When I was growing up in Boulder, the town of Louisville—just six miles east on Hwy 36— was hardly a destination. It was tiny and mostly residential, with a fading downtown occupied by elderly folks, blue-collar families, and the occasional hard partiers at Senor T’s Mexican Restaurant.
Everybody knew that Karen’s Country Kitchen made the best pies. You got your Italian food from the Blue Parrot and your Chinese from the Double Happy. But no one was living in Louisville on purpose. It seemed like a place you ended up, not a place you went to.
A resident once told me, “Happiness is Loserville in the rearview mirror.” There was only one high school, shared with the town of Lafayette, the rougher neighbor to the east. The further you got from the mountains, the poorer and more ethnically diverse the neighborhoods got. Those who could afford it bussed their kids to Boulder for school.
But then something started to shift. Several of our newlywed friends, unable to afford the astronomical property values just down the road, bought houses in Louisville. We saw the transformation happening before our eyes: Louisville was becoming “New Boulder.”
Not that you can tell from my pictures, but today, Louisville is BUMPIN’. It was named the best town in America to live in by CNN/Money and Money magazine not once, but TWICE in the last five years. The downtown has received a total makeover, bringing in new bars, restaurants, and coffee shops. During the summer, they close off a portion of Main Street to make room for umbrella-dotted patios for al fresco dining. Every Friday, the Louisville Downtown Street Faire attracts a huge crowd of residents and visitors to eat street food, drink beer, and listen to music.
But how did it all get this way?
Louisville got its name from a local landowner named Louis Nawatny in the 1870s who was basically like, “Hey dudes, I’m naming this town after myself.

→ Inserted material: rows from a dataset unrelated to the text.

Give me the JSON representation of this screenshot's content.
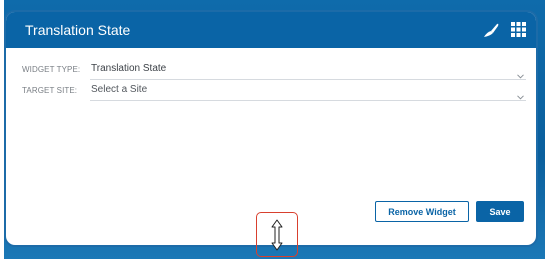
{
  "widget": {
    "title": "Translation State",
    "icons": {
      "customize": "brush-icon",
      "apps": "grid-icon"
    }
  },
  "form": {
    "widget_type": {
      "label": "WIDGET TYPE:",
      "value": "Translation State"
    },
    "target_site": {
      "label": "TARGET SITE:",
      "placeholder": "Select a Site"
    }
  },
  "actions": {
    "remove_label": "Remove Widget",
    "save_label": "Save"
  },
  "resize": {
    "icon": "vertical-resize-cursor-icon"
  },
  "colors": {
    "brand_blue": "#0a64a6",
    "highlight_red": "#d8402e"
  }
}
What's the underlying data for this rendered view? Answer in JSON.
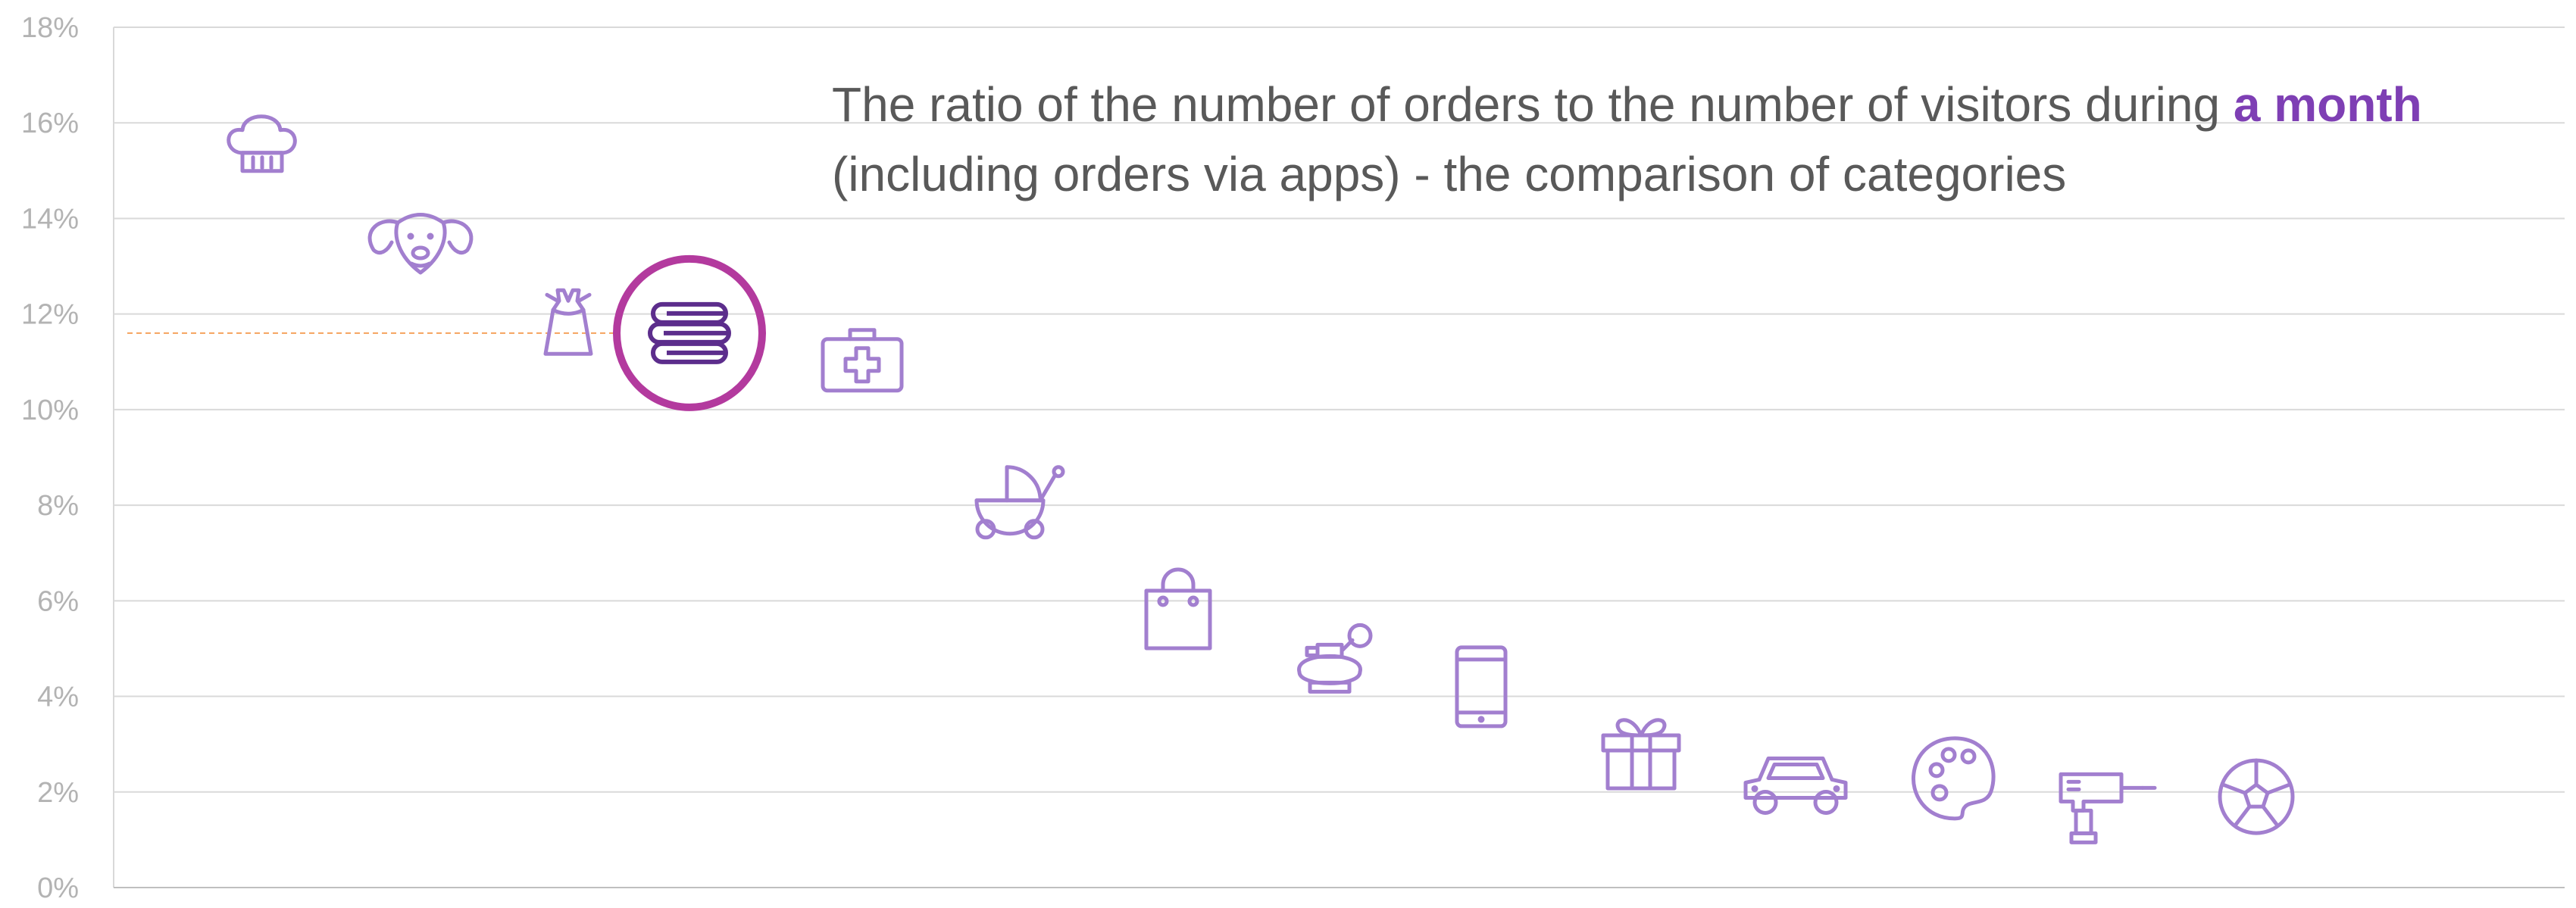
{
  "chart_data": {
    "type": "scatter",
    "title": {
      "line1_prefix": "The ratio of the number of orders to the number of visitors during ",
      "line1_highlight": "a month",
      "line2": "(including orders via apps) - the comparison of categories"
    },
    "xlabel": "",
    "ylabel": "",
    "ylim": [
      0,
      18
    ],
    "y_ticks": [
      "0%",
      "2%",
      "4%",
      "6%",
      "8%",
      "10%",
      "12%",
      "14%",
      "16%",
      "18%"
    ],
    "grid": true,
    "reference_line": 11.6,
    "highlighted_point": "books-icon",
    "points": [
      {
        "icon": "chef-hat-icon",
        "y": 15.5
      },
      {
        "icon": "dog-icon",
        "y": 13.5
      },
      {
        "icon": "dress-icon",
        "y": 11.8
      },
      {
        "icon": "books-icon",
        "y": 11.6
      },
      {
        "icon": "first-aid-kit-icon",
        "y": 11.0
      },
      {
        "icon": "baby-stroller-icon",
        "y": 8.1
      },
      {
        "icon": "shopping-bag-icon",
        "y": 5.8
      },
      {
        "icon": "perfume-icon",
        "y": 4.7
      },
      {
        "icon": "smartphone-icon",
        "y": 4.2
      },
      {
        "icon": "gift-icon",
        "y": 2.9
      },
      {
        "icon": "car-icon",
        "y": 2.1
      },
      {
        "icon": "palette-icon",
        "y": 2.3
      },
      {
        "icon": "drill-icon",
        "y": 1.8
      },
      {
        "icon": "soccer-ball-icon",
        "y": 1.9
      }
    ]
  },
  "colors": {
    "icon": "#a27fcf",
    "highlight_icon": "#5c2d8c",
    "highlight_ring": "#b33a9e",
    "reference_line": "#f5a25d",
    "grid": "#d9d9d9",
    "tick_label": "#b3b3b3",
    "title": "#595959",
    "title_highlight": "#7e3fb4"
  }
}
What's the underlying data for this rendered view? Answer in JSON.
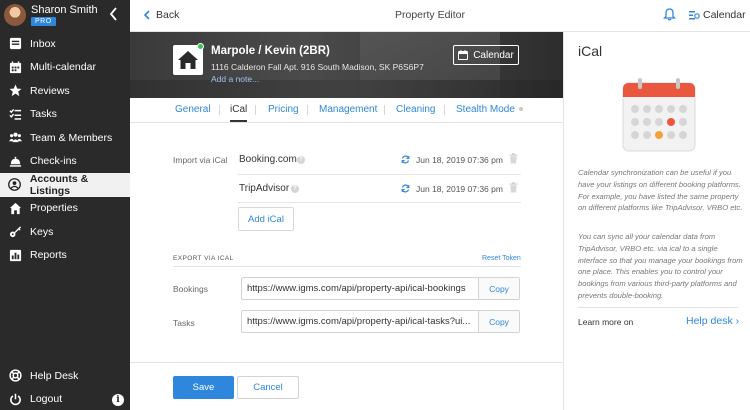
{
  "user": {
    "name": "Sharon Smith",
    "badge": "PRO"
  },
  "nav": [
    {
      "label": "Inbox",
      "icon": "inbox-icon"
    },
    {
      "label": "Multi-calendar",
      "icon": "calendar-icon"
    },
    {
      "label": "Reviews",
      "icon": "star-icon"
    },
    {
      "label": "Tasks",
      "icon": "tasks-icon"
    },
    {
      "label": "Team & Members",
      "icon": "team-icon"
    },
    {
      "label": "Check-ins",
      "icon": "bell-desk-icon"
    },
    {
      "label": "Accounts & Listings",
      "icon": "account-icon",
      "active": true
    },
    {
      "label": "Properties",
      "icon": "home-icon"
    },
    {
      "label": "Keys",
      "icon": "key-icon"
    },
    {
      "label": "Reports",
      "icon": "reports-icon"
    }
  ],
  "bottom_nav": [
    {
      "label": "Help Desk",
      "icon": "lifebuoy-icon"
    },
    {
      "label": "Logout",
      "icon": "power-icon"
    }
  ],
  "topbar": {
    "back": "Back",
    "title": "Property Editor",
    "calendar": "Calendar"
  },
  "listing": {
    "name": "Marpole / Kevin (2BR)",
    "address": "1116 Calderon Fall Apt. 916 South Madison, SK P6S6P7",
    "note": "Add a note...",
    "calendar_button": "Calendar"
  },
  "tabs": [
    "General",
    "iCal",
    "Pricing",
    "Management",
    "Cleaning",
    "Stealth Mode"
  ],
  "active_tab": "iCal",
  "import": {
    "label": "Import via iCal",
    "sources": [
      {
        "name": "Booking.com",
        "date": "Jun 18, 2019 07:36 pm"
      },
      {
        "name": "TripAdvisor",
        "date": "Jun 18, 2019 07:36 pm"
      }
    ],
    "add_button": "Add iCal"
  },
  "export": {
    "heading": "EXPORT VIA ICAL",
    "reset": "Reset Token",
    "rows": [
      {
        "label": "Bookings",
        "url": "https://www.igms.com/api/property-api/ical-bookings",
        "copy": "Copy"
      },
      {
        "label": "Tasks",
        "url": "https://www.igms.com/api/property-api/ical-tasks?ui...",
        "copy": "Copy"
      }
    ]
  },
  "footer": {
    "save": "Save",
    "cancel": "Cancel"
  },
  "panel": {
    "title": "iCal",
    "p1": "Calendar synchronization can be useful if you have your listings on different booking platforms. For example, you have listed the same property on different platforms like TripAdvisor, VRBO etc.",
    "p2": "You can sync all your calendar data from TripAdvisor, VRBO etc. via ical to a single interface so that you manage your bookings from one place. This enables you to control your bookings from various third-party platforms and prevents double-booking.",
    "learn_more": "Learn more on",
    "help_desk": "Help desk"
  },
  "colors": {
    "accent": "#2f86dd",
    "sidebar": "#2a2a2a",
    "online": "#3cc14e",
    "calendar_header": "#e9573f"
  }
}
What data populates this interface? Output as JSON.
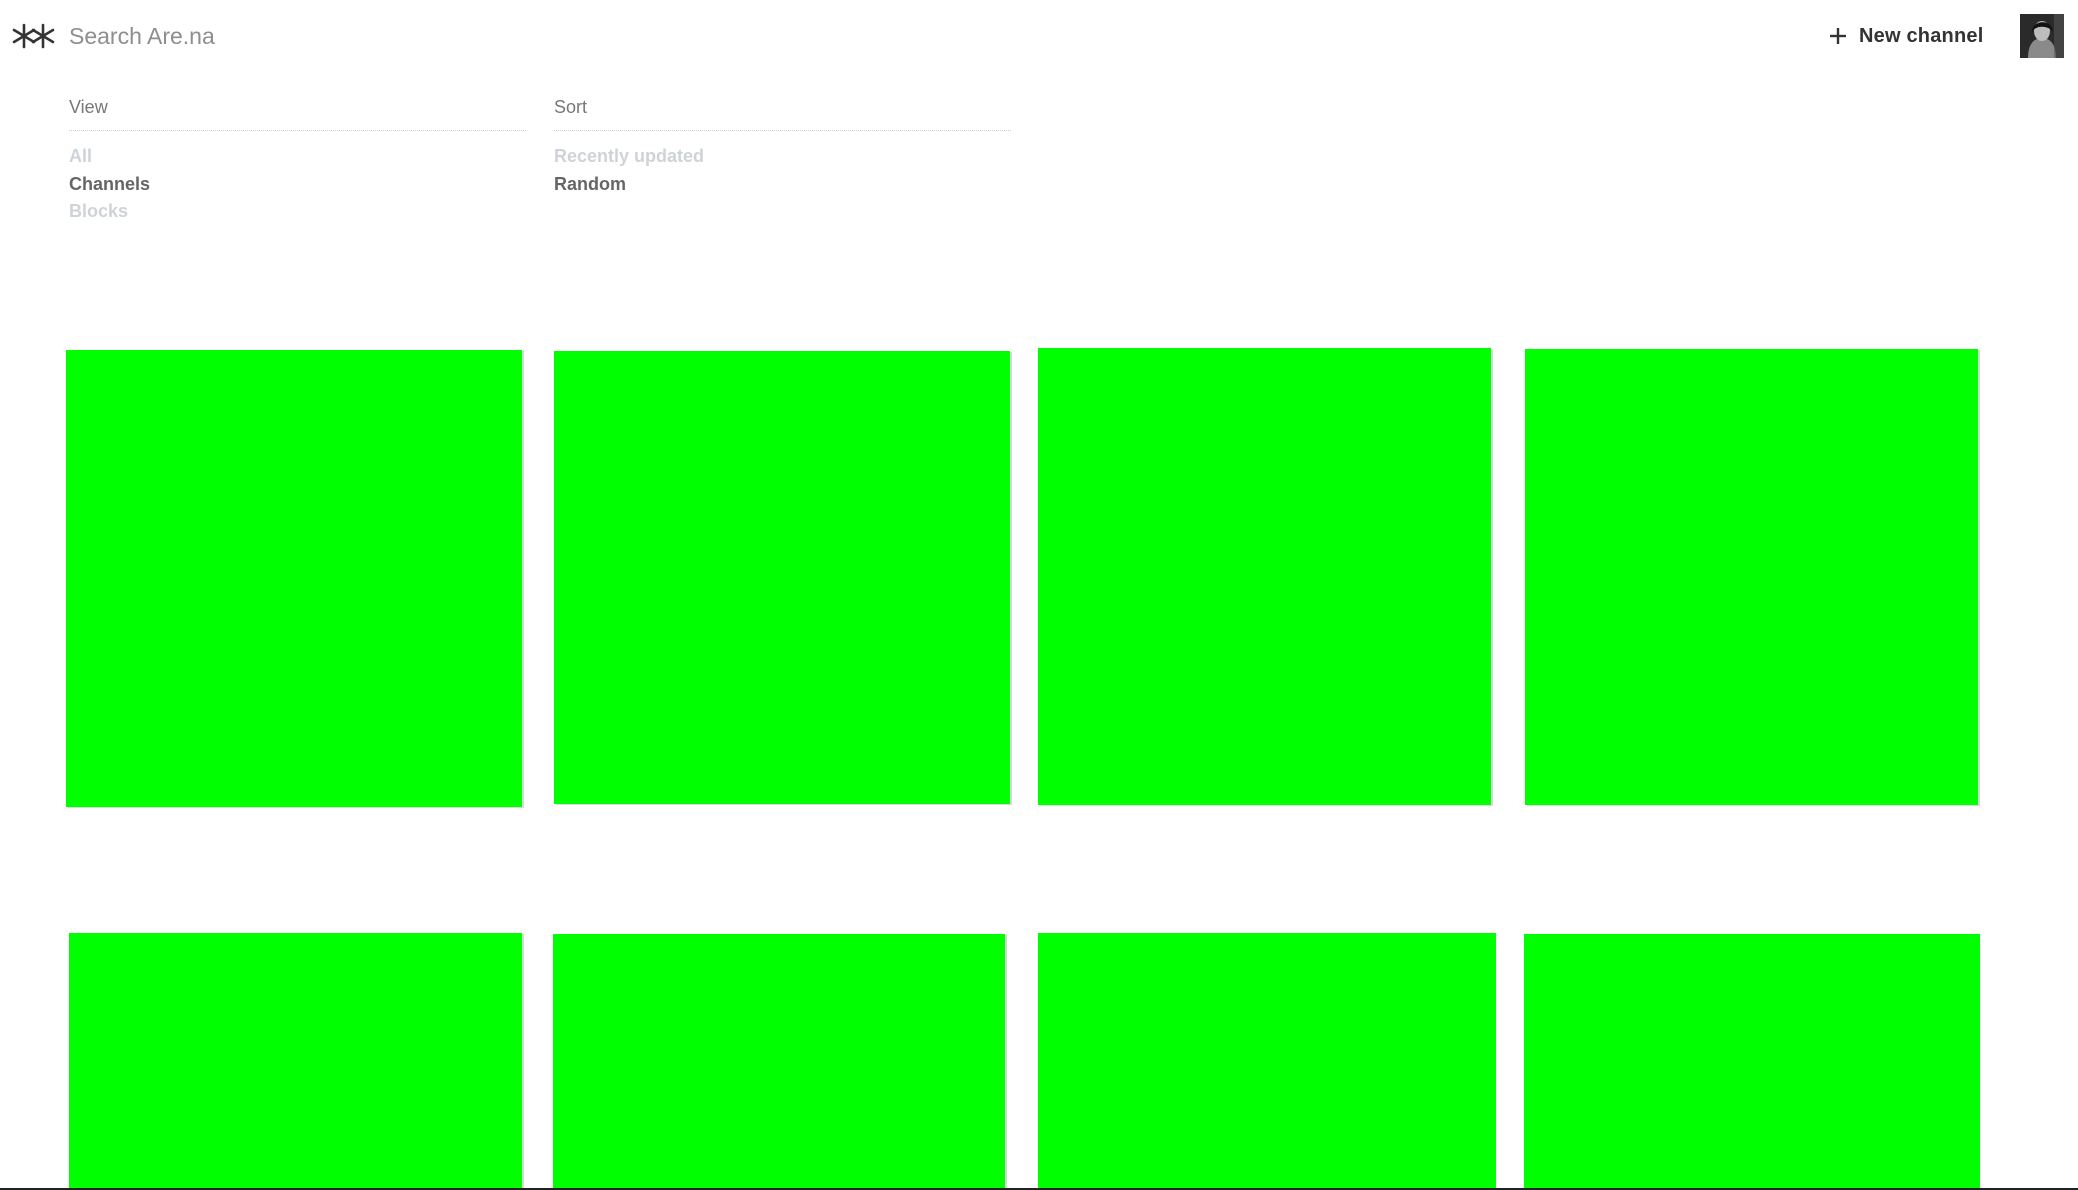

Deal with it.” It began as a mining town, which attracted European settlers, including a large number of Italian immigrants.
Coal mining is a rough life by any stretch of the imagination, but turned out to be especially difficult in these parts due to low-quality coal, labor disputes with the big mining companies, and a depressed economy during the off-season. The Louisville Historical Museum has some great artifacts illustrating this history:
The museum currently has an exhibit about the Rex Movie Theater, which stood on Main Street from 1920 to 1978. Just this year, a new restaurant opened on the spot and adopted a replica of the theater’s original facade.
Next door to the museum is the historic Tomeo House, built by a coal miner and saloon keeper named Felix Tomeo in the early 20th century. The home was rented by the Rossi family, a widow and her children, through the 1930s. The Tomeo House is staged with period household items, showing what life was like for families of that time.
These days, Louisville is just downright quaint as hell. And, of course, the rest of us can’t afford to live there.